The bike leg is where most 70.3 triathletes lose the race — not by going too slow, but by fuelling poorly. Get your nutrition strategy right on the 90km ride and your run will be a controlled effort. Get it wrong and you will crawl through T2 with nothing left. This guide covers everything you need to know about fuelling a 70.3 bike leg.

How Many Calories Do You Need?

Most athletes will spend 2 to 3.5 hours on the 70.3 bike leg. At race intensity you burn 600–900 calories per hour, but your gut can only absorb and use 60–90 grams of carbohydrates per hour. The goal is to take on enough to keep your glycogen topped up without overloading your digestive system. Aim for 60–80g of carbs per hour on the bike, starting within the first 15 minutes — not when you feel hungry, because by then it is already too late.

Solid vs Liquid: What to Carry

Liquid nutrition (sports drinks, gels with water) is faster to absorb and easier to pace precisely. Solid nutrition (bars, chews, homemade rice cakes) provides psychological comfort and is more palatable over a long effort but is harder to eat at race pace. Most experienced 70.3 athletes use a mix: a concentrated liquid carbohydrate drink in their front hydration system for the first hour, supplemented by two or three gels or chews across the second half of the ride.
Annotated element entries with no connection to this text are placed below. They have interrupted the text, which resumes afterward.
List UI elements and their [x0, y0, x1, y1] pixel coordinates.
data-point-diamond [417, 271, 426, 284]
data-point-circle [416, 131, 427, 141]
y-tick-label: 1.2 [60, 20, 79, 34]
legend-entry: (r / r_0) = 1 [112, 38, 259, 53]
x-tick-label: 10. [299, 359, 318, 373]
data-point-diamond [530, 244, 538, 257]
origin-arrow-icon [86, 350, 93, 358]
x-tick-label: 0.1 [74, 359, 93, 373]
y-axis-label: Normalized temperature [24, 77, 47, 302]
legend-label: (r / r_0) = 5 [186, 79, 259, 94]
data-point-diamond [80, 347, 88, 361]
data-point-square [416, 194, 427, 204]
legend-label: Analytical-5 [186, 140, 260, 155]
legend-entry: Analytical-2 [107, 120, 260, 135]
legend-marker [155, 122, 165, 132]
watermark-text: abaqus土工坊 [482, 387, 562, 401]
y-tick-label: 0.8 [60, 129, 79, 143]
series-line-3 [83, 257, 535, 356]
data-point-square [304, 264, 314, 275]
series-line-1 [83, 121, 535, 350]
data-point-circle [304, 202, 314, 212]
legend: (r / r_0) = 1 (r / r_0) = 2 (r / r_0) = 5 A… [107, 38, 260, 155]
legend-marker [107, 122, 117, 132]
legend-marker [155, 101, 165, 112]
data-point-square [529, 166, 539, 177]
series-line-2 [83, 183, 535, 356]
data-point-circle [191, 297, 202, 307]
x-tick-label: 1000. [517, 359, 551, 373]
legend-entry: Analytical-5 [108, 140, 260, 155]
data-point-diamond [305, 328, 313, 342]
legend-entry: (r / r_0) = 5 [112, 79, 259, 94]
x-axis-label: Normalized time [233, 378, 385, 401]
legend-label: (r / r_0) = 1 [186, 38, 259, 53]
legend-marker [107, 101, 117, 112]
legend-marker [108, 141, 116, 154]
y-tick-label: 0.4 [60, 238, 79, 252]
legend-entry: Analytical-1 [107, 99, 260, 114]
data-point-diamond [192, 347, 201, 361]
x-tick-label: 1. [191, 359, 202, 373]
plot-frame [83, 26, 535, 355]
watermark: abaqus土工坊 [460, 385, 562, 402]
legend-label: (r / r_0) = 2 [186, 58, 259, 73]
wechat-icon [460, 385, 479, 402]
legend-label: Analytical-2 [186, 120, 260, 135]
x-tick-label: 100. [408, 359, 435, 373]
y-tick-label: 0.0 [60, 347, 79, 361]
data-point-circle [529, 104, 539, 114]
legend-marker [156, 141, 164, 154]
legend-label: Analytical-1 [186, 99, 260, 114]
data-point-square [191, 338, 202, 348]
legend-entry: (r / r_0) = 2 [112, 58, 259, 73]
A Simple 90km Bike Nutrition Plan

  • 0–15 minutes: Settle in, take first 200ml of carbohydrate drink
  • Every 20 minutes: 150–200ml of sports drink or a gel with water — approximately 30g carbs per serving
  • 45km mark: Check in with your stomach — if solid, continue your rhythm; if bloated, switch to plain water and wait 10 minutes before resuming carbs
  • Final 20km: Reduce solid intake and switch to liquids to set up a well-stocked gut for the start of the run
  • Electrolytes: Take sodium (400–600mg per hour in heat) alongside carbs to prevent cramping and support fluid absorption

Common Mistakes to Avoid

  • Starting too late: Many athletes wait until kilometre 30 before eating — by then their glycogen reserves are already depleting and catching up is very difficult
  • Eating too much solid food: Bars and chews take longer to digest; a stomach full of solid food leaving T2 will slow your run significantly
  • Relying on race-day products you have never trained with: Always use your race nutrition products in training at race intensity. Your gut needs practice absorbing carbs under stress.
  • Not drinking enough water alongside gels: Taking gels without water concentrates your gut contents and causes nausea — always chase gels with at least 150ml of plain water

Practise Before Race Day

The most important advice is simple: practise your entire nutrition plan on your long ride sessions three to four times before your A-race. Run through T2 at the end to test how your gut handles the transition from cycling to running with a stomach full of race nutrition. Every athlete is different — some can take 90g of carbs per hour comfortably, others feel nauseous above 60g. You will not know which you are until you have tested it in training.